Richmond Dayo Johnson

For those who never met him, RDJ was my former boss. But the word boss does not do justice to who he was. To me, he was the father I never truly had. We lost him about five years ago, and even now, the pain of that loss remains close. Some people leave memories. He left transformation.

As my old friend and I continued talking, she shared how RDJ had changed her life. She knew him for only two years, yet he became a father figure and a mentor who shifted her entire path. I found myself struck by the familiarity of her story. I had known him for only a short time as well, yet he transformed my life in ways I still feel today.

That is the part that continues to amaze me. How did one man manage to transform so many lives in such a short time. How is it that I meet people in different parts of the world and when his name comes up, they speak with the same gratitude, the same reverence, and the same sense of personal impact.

What kind of leader does that? What kind of human being leaves that kind of imprint.

I often wish I had more time with him. More time to study him. More time to understand the source of his intentionality. More time to learn how he saw people not only as they were but as they could become. Because RDJ was intentional. Deeply intentional.

I remember one of our one on one meetings. He told me that he wanted to help each of his drivers move up the corporate ladder within two years. Not one driver. Not the most promising ones. Every single one. Guess what, he did it. Three drivers who began behind the wheel were soon wearing shirts and ties and stepping into new roles within the organization. He bought them clothes. He coached them. He challenged them to carry themselves differently. He pushed them to apply for better opportunities. He prepared them for the interviews. He did not simply give advice. He invested in people.

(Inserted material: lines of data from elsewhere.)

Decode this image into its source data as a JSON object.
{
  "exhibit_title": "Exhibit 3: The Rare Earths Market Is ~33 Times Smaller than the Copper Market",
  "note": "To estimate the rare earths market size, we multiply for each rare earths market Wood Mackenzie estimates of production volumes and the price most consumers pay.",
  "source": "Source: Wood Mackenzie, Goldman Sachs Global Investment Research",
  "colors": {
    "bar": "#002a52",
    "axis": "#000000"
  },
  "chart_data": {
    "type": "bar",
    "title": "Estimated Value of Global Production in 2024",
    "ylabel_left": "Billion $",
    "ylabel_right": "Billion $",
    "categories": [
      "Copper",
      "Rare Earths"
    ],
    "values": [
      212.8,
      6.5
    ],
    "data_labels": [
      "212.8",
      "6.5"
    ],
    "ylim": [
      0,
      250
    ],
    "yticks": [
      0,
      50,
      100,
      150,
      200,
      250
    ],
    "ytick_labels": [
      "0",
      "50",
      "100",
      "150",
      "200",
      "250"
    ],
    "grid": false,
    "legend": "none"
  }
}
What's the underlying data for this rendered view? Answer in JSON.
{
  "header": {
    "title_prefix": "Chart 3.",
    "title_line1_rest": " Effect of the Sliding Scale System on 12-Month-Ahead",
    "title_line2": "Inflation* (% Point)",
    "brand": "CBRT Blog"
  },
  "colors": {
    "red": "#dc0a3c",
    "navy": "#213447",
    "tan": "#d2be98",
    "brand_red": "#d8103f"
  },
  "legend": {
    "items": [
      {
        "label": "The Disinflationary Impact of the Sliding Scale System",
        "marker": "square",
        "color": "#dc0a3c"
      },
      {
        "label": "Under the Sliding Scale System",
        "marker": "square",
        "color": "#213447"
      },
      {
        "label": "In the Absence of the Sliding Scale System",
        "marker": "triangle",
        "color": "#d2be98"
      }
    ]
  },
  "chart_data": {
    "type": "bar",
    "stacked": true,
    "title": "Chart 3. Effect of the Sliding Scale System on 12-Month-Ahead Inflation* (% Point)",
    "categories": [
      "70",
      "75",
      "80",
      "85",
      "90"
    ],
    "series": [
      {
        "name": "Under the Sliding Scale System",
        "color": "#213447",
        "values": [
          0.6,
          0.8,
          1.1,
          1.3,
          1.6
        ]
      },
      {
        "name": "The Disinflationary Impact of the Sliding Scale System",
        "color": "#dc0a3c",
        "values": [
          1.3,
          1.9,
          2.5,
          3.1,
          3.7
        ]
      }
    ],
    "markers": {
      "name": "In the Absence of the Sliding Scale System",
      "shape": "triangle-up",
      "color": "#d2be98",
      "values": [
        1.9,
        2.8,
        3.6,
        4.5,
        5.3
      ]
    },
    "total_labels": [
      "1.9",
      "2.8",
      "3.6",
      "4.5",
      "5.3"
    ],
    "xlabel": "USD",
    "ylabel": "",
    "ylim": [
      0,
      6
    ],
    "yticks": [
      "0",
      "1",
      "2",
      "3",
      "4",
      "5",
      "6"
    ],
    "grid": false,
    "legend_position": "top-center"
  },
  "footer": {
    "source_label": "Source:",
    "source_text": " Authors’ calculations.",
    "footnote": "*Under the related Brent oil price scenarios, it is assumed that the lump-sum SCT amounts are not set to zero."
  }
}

That was the kind of man he was.

Maybe he sensed that his time would be short. Maybe he was simply gifted with an extraordinary ability to see potential. Maybe he believed that every person he encountered deserved to leave him better than they came. Whatever the reason, he lived with a level of purpose that is rare.

When I joined the company at an entry level role, he immediately began working on me. He asked about my goals. Not the polite version of the question, but the kind that forces you to think deeply about your future. Every two weeks, we sat down to review those goals. He held me accountable. He stretched me. He believed in me long before I believed in myself.

I still remember the day I showed up to work poorly dressed. He walked up to me quietly and whispered in my ear, “Is this how a future Vice President of an organization dresses.” I was embarrassed, but I never forgot it. From that day on, I never showed up looking anything less than prepared. Sometimes I still catch myself straightening my clothes, half expecting him to appear and correct me again.

I will never forget the day I got my first management role. I walked into his office to tell him, and this strong, brilliant, larger than life man cried. Tears of pride. Tears of fulfillment. Tears that said this is why I do what I do.

That moment changed me.

It also left me with a question that has followed me ever since. What are we doing to become better leaders? Not leaders by title. Not leaders by position. Leaders by impact.

John Maxwell describes five levels of leadership. Most people never move past Level One, where people follow you simply because of your title. It is the weakest form of leadership, yet the one many cling to the most.

RDJ lived in Level Four and Level Five. Level Four is where leadership stops being about personal performance and becomes about permanent impact. Maxwell calls it the Reproduction Level. It is the stage where leaders do not simply develop people. They reproduce leadership itself. They create leaders who go on to create more leaders.

That was RDJ. He did not just teach skills. He built capacity. He did not just motivate. He transformed. He did not just lead, he multiplied.

That is why, years after his passing (6 years now), I still meet people who speak about him with reverence. People who say he changed their lives. People who carry his lessons into their own leadership journeys.

We live in a world that is obsessed with speed, titles, and visibility. RDJ taught me that the true measure of leadership is not how high you climb. It is how many people rise because you existed.

He taught me that leadership is not accidental. It is intentional. It is deliberate. It is sacrificial. It is deeply human.

My hope is that we all become more intentional about making the people around us better. That we stop measuring leadership by how many people serve us and start measuring it by how many people grow because of us.

One day, I hope I become even half the man he was. Half the leader. Half the father and Half the light.

Until then, I carry his lessons, his example and I carry the responsibility to multiply others the way he multiplied me.

If one man could transform so many lives in such a short time, imagine what could happen if more of us chose to lead like that.

Let me end with this, who is becoming better because of us.